In a nutshell: On Monday, IBM announced it would be using Slack companywide with its 350,000 employees. It's a feather in the cap for the communications startup, but the company still has an uphill battle. Slack Technologies continues to struggle with Microsoft Teams for marketshare, and shares have foundered since its IPO.

IBM has decided that Slack will become its official collaboration tool. The company has been using Slack with some internal team since 2014, but Business Insider reports the communications app will be rolled out companywide to its 350,000 employees.

In an SEC filing, the company points out that IBM has been its largest customer for several years. IBM will remain Slack's biggest enterprise customer with over 350,000 installs, but the startup does not feel the need to change anything where financials are concerned.

Slack CEO Stewart Butterfield sees it as a milestone for the app's usability.

"Going wall-to-wall in IBM --- it's basically the maximum scale that there is, so we now know that Slack will work for literally the largest organizations in the world," Butterfield told BI.

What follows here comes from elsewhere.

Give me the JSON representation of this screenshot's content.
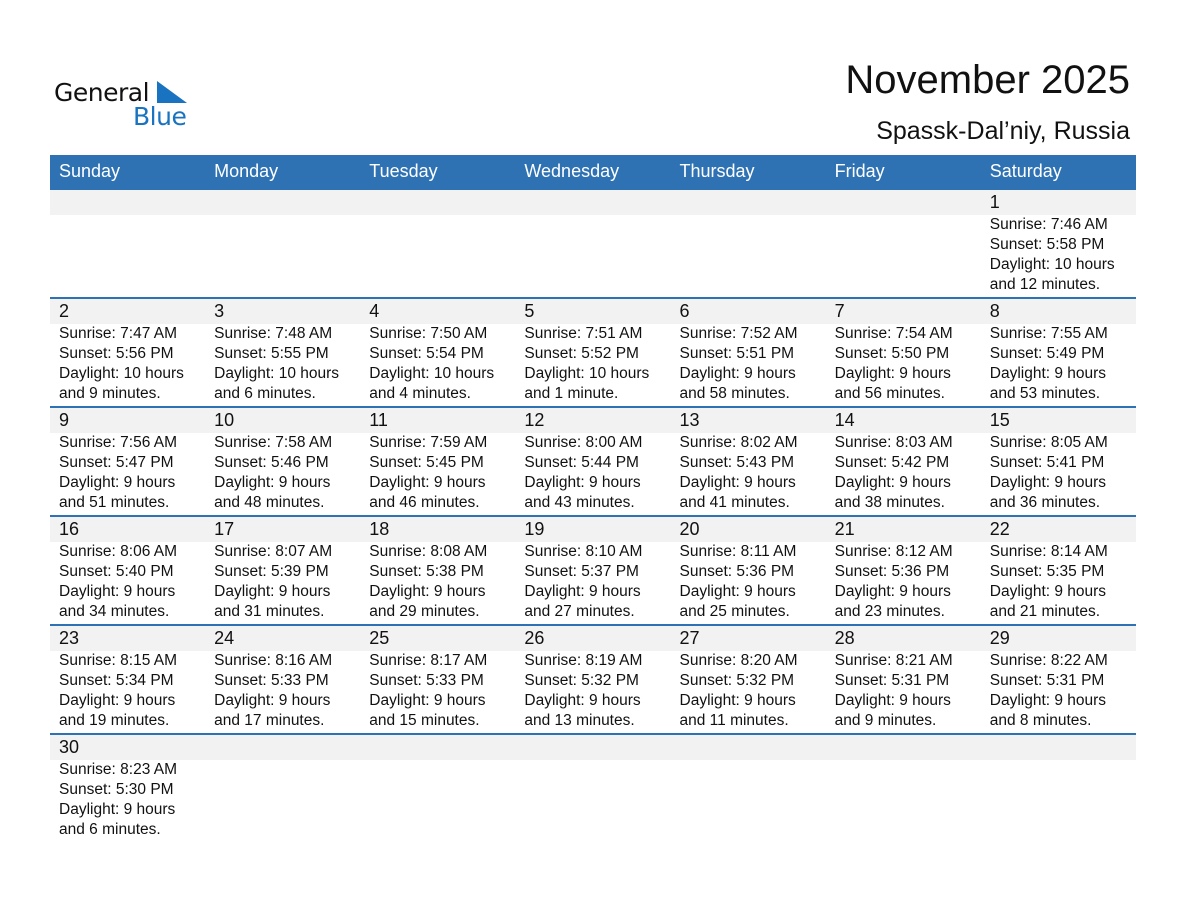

Previously, IBM had Slack deployed to around 165,000 employees using its paid Enterprise Grid service. Its decision to expand to the rest of the company has effectively doubled its scale at IBM, although it is unclear if the expansion will be all paid accounts or a combination of subscriptions and free services.

The news is a boon for Slack in its battle with Microsoft Teams, causing stock in the company to rise more than 17 percent after Monday's announcement. However, they trickled back down in late trading and continue to struggle to rise to initial public offering levels.

However, despite securing the rest of IBM's employees, Slack still has an uphill climb against its rival software. Ever since the Redmond tech giant began including Teams in its Office 365 subscriptions, the companies have been at each other's throats.

Last November, Microsoft reported Teams users had exceeded 20 million, surpassing Slack's 12 million user base. The announcement sent its competitor's shares tumbling 10 points. Slack claimed that Microsoft was padding its Teams numbers with voice call users, an accusation that Vice President Jared Spataro didn't deny.